全車標準装備のMINIエクスペリエンス・モードにより、このニューモデルはインテリアの雰囲気を一変させることができる。ダッシュボード上に最大7パターンの光のグラフィックを投影させることで、光のパターンとアンビエント・イルミネーション、そして新たに作られたMINIドライビング・サウンドによりインテリア全体の印象が変化するのだ。
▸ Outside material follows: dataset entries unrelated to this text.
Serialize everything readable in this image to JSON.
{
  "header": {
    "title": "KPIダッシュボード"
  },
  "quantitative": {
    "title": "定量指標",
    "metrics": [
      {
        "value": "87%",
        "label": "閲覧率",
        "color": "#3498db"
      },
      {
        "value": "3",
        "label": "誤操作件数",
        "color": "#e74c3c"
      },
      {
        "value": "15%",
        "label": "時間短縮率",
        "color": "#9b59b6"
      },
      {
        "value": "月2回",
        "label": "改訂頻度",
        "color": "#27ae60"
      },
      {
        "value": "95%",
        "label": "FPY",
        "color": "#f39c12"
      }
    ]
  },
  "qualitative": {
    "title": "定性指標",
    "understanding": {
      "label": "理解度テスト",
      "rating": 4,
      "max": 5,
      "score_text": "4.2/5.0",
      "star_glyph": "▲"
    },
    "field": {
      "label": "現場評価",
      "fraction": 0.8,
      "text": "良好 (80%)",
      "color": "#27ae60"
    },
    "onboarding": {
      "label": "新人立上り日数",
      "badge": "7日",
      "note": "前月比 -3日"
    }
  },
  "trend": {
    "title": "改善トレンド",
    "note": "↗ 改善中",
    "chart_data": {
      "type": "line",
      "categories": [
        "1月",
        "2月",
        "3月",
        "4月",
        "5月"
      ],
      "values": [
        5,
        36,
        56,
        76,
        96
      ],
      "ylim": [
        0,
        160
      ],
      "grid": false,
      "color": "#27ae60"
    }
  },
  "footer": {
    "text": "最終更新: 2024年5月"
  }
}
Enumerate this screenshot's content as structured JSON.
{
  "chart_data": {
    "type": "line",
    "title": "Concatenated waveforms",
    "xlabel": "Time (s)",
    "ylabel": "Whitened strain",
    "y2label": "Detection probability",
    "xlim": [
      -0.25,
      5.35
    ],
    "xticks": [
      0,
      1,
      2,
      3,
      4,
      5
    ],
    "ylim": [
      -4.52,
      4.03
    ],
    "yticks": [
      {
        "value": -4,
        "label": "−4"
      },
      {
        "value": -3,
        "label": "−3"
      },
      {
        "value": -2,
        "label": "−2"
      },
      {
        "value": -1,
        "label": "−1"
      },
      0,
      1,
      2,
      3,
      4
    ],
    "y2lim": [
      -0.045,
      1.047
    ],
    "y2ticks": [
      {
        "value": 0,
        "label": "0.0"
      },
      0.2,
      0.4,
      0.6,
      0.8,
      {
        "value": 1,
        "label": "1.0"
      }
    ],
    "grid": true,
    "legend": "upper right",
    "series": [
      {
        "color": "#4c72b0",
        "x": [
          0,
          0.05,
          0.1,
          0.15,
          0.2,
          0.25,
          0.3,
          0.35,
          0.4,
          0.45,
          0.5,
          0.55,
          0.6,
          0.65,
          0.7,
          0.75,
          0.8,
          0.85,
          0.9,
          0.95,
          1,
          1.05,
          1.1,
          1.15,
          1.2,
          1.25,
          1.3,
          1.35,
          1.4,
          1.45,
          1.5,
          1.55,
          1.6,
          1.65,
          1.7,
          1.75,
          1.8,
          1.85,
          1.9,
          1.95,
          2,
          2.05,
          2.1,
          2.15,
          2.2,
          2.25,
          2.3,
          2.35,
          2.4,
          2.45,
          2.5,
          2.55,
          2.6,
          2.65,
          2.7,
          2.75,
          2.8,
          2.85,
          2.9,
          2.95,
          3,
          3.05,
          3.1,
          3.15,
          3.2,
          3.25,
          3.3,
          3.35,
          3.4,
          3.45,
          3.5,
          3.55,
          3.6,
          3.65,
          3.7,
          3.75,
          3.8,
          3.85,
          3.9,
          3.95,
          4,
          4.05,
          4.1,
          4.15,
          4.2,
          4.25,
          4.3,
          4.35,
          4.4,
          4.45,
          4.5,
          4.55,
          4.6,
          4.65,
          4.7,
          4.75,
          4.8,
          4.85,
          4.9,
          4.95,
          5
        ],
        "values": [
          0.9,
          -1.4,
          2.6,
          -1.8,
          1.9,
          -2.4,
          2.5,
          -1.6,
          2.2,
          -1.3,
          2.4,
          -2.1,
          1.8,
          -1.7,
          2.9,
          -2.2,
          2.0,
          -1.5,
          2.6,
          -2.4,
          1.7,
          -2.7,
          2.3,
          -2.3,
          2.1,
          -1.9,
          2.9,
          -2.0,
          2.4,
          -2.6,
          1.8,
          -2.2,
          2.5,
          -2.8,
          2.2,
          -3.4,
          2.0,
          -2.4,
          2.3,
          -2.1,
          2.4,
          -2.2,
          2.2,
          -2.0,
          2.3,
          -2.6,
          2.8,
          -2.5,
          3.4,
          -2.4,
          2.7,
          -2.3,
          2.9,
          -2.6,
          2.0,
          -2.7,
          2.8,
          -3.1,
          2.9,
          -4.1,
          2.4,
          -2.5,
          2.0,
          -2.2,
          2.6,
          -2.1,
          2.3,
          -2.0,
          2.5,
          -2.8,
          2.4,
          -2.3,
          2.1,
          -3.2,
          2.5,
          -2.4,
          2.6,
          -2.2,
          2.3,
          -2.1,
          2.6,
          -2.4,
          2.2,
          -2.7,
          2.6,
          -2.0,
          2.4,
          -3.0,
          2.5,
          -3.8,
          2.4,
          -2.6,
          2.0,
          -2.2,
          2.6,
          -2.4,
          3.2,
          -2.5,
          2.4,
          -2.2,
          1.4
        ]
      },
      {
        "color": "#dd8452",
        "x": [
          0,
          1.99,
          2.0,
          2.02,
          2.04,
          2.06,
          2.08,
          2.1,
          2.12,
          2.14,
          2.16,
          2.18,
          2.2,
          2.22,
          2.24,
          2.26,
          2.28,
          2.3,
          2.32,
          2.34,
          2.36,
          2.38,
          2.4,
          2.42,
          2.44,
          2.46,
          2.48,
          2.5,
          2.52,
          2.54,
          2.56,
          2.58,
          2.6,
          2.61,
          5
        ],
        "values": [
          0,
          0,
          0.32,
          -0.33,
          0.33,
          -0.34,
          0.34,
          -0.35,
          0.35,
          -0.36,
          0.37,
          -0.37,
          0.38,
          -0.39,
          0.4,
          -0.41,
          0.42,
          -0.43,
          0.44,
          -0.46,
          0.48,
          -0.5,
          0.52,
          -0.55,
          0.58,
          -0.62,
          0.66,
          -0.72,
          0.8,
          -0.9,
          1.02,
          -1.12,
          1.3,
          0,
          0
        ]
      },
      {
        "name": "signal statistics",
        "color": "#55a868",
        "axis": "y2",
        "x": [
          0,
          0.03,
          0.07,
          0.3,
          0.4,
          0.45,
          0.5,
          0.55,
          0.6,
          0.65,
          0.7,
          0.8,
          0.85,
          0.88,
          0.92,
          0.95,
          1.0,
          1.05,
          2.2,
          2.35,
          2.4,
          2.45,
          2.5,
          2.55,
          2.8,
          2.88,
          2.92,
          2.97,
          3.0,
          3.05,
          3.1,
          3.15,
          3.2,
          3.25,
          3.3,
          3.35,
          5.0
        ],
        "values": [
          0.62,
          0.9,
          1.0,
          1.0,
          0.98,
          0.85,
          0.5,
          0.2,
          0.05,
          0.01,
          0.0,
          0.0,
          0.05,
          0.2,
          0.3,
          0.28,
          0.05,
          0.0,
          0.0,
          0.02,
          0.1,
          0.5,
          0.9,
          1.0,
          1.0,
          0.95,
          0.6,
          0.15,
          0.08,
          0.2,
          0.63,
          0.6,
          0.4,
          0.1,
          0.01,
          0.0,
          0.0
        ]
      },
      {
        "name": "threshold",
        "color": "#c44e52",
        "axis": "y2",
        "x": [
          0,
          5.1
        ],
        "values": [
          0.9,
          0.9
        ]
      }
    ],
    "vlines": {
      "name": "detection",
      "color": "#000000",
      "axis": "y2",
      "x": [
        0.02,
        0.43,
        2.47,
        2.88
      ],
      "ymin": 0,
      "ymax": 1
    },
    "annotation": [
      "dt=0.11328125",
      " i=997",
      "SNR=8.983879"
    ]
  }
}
各モードのそれぞれのデザインにはダイナミックな背景があり、個人の好みに応じて選択することが可能。これらの新たな機能は、個性を活かす手段ともなり、例えばパーソナル・モードでは、お気に入りの画像をディスプレイの背景に設定することができ、またビビッド・モードを設定すると、流れている音楽のカバー・アートの色に合わせたライト・エフェクトが25色の中から自動で選定され、ダッシュボード上に投影されるなど、インテリアにさらなるMINIならではの表現力を発揮する。

MINI カントリーマン SE ALL4

■安全装備など
上級グレードではBMW最新の高性能カメラ&レーダー、高性能プロセッサーによる高い解析能力を持つ統合制御ECUによりドライビング・アシスト(ACC)、車線変更・逸脱警告システム、衝突回避・被害軽減ブレーキを装備。さらにパーキングアシスト、リバース・アシスト機能、360度ドライブレコーダーも備えている。

MINI カントリーマン SE ALL4のインテリア

また、インテリジェント・パーソナル・アシスタントも搭載され、「Hey MINI(ヘイ・ミニ)」と呼びかけるか、ステアリングのトークボタンを押すことで、会話による各種の操作が可能になり、円型有機ELセンター・ディスプレイ上に、グラフィック、テキスト、アバターからなるアニメーションの形で表示されるようになっている。